Si eres formador freelance o trabajas en un centro de formación y estás intentando vender cursos bonificables por tu cuenta, este post es para ti.
Porque sí, vender formación bonificada puede abrirte muchas puertas, pero si no tienes detrás una buena gestión… esas puertas se cierran solas.
Aquí van los errores más frecuentes que me encuentro en mi día a día (y que puedes evitar):
❌ Prometer que un curso es bonificable… y luego no poder justificarlo
No todo vale. Hay que cumplir requisitos: duración, modalidad, tutores, plataforma, documentación…
✅ Solución: antes de ofrecerlo como “bonificable”, asegúrate con una gestora de que realmente lo es.
❌ No saber calcular la bonificación ni explicarla al cliente
¿Hasta cuánto se puede bonificar? ¿Cómo se aplica en los Seguros sociales? Si no sabes responder, generas desconfianza.

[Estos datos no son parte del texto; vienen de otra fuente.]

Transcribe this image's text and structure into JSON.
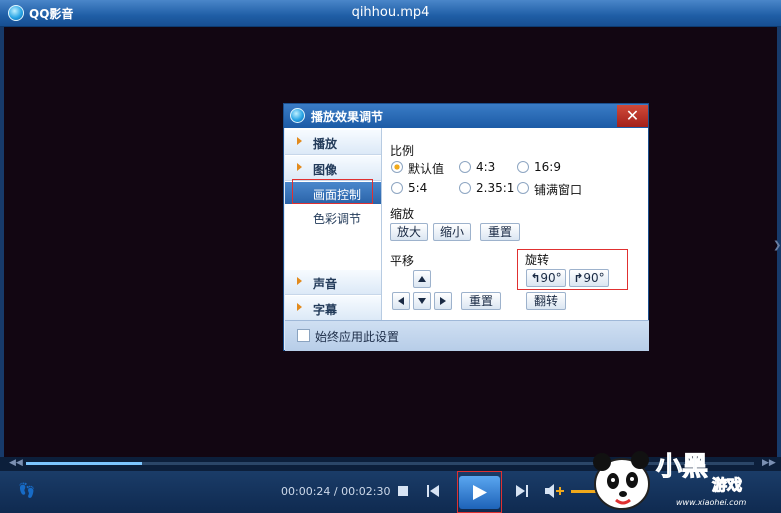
{
  "window": {
    "app_name": "QQ影音",
    "file_title": "qihhou.mp4"
  },
  "dialog": {
    "title": "播放效果调节",
    "close_glyph": "✕",
    "nav": {
      "playback": "播放",
      "image": "图像",
      "image_sub": [
        "画面控制",
        "色彩调节"
      ],
      "audio": "声音",
      "subtitle": "字幕"
    },
    "ratio": {
      "label": "比例",
      "options": [
        "默认值",
        "4:3",
        "16:9",
        "5:4",
        "2.35:1",
        "铺满窗口"
      ],
      "selected": "默认值"
    },
    "zoom": {
      "label": "缩放",
      "zoom_in": "放大",
      "zoom_out": "缩小",
      "reset": "重置"
    },
    "pan": {
      "label": "平移",
      "reset": "重置"
    },
    "rotate": {
      "label": "旋转",
      "left": "90°",
      "right": "90°",
      "flip": "翻转"
    },
    "footer": {
      "always_apply": "始终应用此设置"
    }
  },
  "player": {
    "time": "00:00:24 / 00:02:30",
    "progress": 0.16
  },
  "watermark": {
    "text1": "小黑",
    "text2": "游戏",
    "url": "www.xiaohei.com"
  },
  "colors": {
    "accent": "#f0a91c",
    "title_blue": "#1f5ea6",
    "highlight_red": "#e03030"
  }
}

✅ Solución: apóyate en alguien que pueda calcular y explicarlo contigo (¡puedes usar este vídeo para orientarte! 👉 https://lnkd.in/dFdr5FTP).
❌ Dejar al cliente solo con la gestión
El curso puede ser buenísimo, pero si el cliente no tiene quien le gestione la bonificación, puede echarse atrás.
✅ Solución: trabaja con una gestora que ofrezca ese servicio y tú céntrate en lo tuyo: formar.
❌ No comunicar correctamente los cursos en FUNDAE
Sin alta previa o sin documentación adecuada… ¡adiós bonificación!
✅ Solución: que lo gestione una persona que lo haga todos los días y no se salte ningún paso.
❌ Pensar que “ya lo mirarás cuando salga un curso”
Y cuando te sale, ya vas tarde y pierdes la oportunidad.
✅ Solución: ten todo preparado de antemano. Colabora con una gestora desde el minuto cero.
Y es que tú no tienes por qué saber de plazos, documentos o incidencias. Tú sabes de formación. Así que, por favor, delega la gestión en quien se dedica a ello y conviértete en un formador que ofrece soluciones completas (y sin sustos).